How the pandemic makes the case for a “public Venmo”
Ron Kim was already convinced that money should be redesigned. Now that the coronavirus epidemic has hit, he’s doubling down.
Before covid-19 started spreading in the United States, Kim, a New York assemblyman who represents a district in Queens, had been pushing for the state to create a publicly run digital payment system. He and other proponents described the concept as a sort of “public Venmo,” after the popular peer-to-peer payment service.
Kim’s argument is essentially that New York residents need a free, publicly accessible payment network. Why? Credit card companies and other for-profit digital payment platforms often charge exorbitant transaction fees and tend to exclude people who don’t have bank accounts. And they raise serious privacy questions by collecting transaction data.
Now the pandemic has highlighted yet another reason why we need publicly accessible digital payment platforms, says Kim. The government needs a better way to send benefits to the people who need them. “It’s even more urgent now to implement a seamless way of delivering benefits into digital wallets,” he says.
Kim came up with the original idea of a “public Venmo” for New York along with Cornell law professor Robert Hockett. In an academic paper describing the concept, Hockett, who also has a background in computer science, argues that new financial technologies that have emerged during the past decade make the construction of a peer-to-peer payment platform “a simple and straightforward proposition.”
Last Fall, Kim, Hockett, and Julia Salazar, a state senator who represents much of Brooklyn, unveiled a legislative proposal for what they have officially called the Inclusive Value Ledger. The platform would let people save, spend, and lend a new digital currency that would work only in New York.
They trio also proposed that certain public benefits, like state tax credits aimed at low-income households, be turned into digital currency that could be doled out to recipients via a “digital wallet.” This would also make it possible to do things like credit the value of public school lunches to parents whose kids aren’t benefiting from those meals because schools are closed during the covid-19 pandemic, says Kim. In theory, even federal benefits could be distributed to New York residents through the same public system—perhaps using a future digital version of the US dollar, he says.
Meanwhile, thanks to the epidemic, we know that such a digital dollar may not be that far off. That became clear during the lead up to the passage of the US government’s $2 trillion emergency stimulus legislation, which President Donald Trump signed on March 27. Since so many Americans had already lost their jobs, the final bill authorized the Internal Revenue Service to send direct cash payments to millions of Americans to help cover normal living expenses. As Congress debated the best way to distribute that cash, powerful Democrats in the House of Representatives pushed for the creation of what they called a “digital dollar.”
The idea, essentially, was that America’s central bank, the Federal Reserve, would open the door for retail customers—normal people like you and me, not just banks—to open accounts there, in the form of digital wallets. People would have been able to open these special accounts via either their commercial bank or the US Postal Service, which would provide account services and ATMs.

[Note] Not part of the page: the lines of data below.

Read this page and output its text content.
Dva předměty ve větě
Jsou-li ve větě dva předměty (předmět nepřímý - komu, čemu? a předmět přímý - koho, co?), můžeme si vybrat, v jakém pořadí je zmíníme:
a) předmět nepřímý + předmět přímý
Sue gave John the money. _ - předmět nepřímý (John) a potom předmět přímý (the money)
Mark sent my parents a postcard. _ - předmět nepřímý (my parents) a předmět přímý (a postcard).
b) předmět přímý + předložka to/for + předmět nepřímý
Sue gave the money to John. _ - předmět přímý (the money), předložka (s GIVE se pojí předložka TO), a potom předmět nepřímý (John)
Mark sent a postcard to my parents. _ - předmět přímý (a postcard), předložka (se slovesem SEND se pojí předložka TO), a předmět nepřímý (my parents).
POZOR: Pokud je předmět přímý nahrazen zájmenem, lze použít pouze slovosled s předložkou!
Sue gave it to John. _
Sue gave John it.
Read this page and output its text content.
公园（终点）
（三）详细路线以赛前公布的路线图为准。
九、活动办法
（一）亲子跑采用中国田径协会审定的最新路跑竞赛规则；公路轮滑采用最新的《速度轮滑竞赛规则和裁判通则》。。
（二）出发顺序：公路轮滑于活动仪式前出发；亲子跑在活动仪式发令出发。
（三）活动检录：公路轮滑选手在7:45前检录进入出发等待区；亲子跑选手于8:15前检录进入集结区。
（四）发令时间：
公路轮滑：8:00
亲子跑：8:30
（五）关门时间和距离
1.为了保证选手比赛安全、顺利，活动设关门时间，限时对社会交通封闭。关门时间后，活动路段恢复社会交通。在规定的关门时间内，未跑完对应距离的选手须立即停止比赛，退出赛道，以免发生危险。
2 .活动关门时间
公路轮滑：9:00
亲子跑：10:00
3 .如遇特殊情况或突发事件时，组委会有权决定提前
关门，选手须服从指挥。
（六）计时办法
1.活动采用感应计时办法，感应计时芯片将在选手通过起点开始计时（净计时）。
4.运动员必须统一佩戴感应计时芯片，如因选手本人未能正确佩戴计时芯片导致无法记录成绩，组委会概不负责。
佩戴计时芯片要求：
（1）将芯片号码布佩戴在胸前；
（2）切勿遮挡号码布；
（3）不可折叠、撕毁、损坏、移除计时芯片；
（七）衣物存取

Not only would it be much faster than mailing checks, which will take weeks or months, but transferring digital dollars by means of a publicly run system would theoretically be more inclusive than using the banking system as an intermediary. Commercial banks in the US are not required to offer an account to everyone who asks for one, and as a result, “the banking system finds a way to exclude people who aren’t profitable,” says Morgan Ricks, a professor at Vanderbilt Law School who says he advised unnamed congressional staffers on the idea of a digital dollar in March.
Using commercial banks to transmit stimulus benefit checks has already had deleterious effects for some people. Since Congress did not exempt the stimulus payments from private debt collection, banks are apparently holding the payments to offset some people’s outstanding debts.
The digital-dollar language didn’t make it into the final bill, with Congress electing a more traditional distribution approach consisting of direct bank deposits (using the banking info the IRS has on file) or mailed paper checks. The final law does make it possible to bypass traditional banks by having the money deposited directly into a PayPal account or added to Square’s Cash App. But Kim calls that a “Trojan horse” for commercial digital payment systems. “Even if they offer free transactions, they will still extract data and find a way to monetize,” he says.
Still, there remain unanswered questions about how a government-run system like what Kim is proposing should be designed. The biggest issues involve data privacy and security. How will users of the network prove their identity? And how will their personally identifiable information be protected from hackers and spies?
Kim acknowledges that right now the idea is the important thing. “At the core of what we’re trying to do in the first phase is simply make the argument that payment platforms do not have to be private,” he says. “It can be like a public highway or road. You don’t need to pay rent to walk down the street.”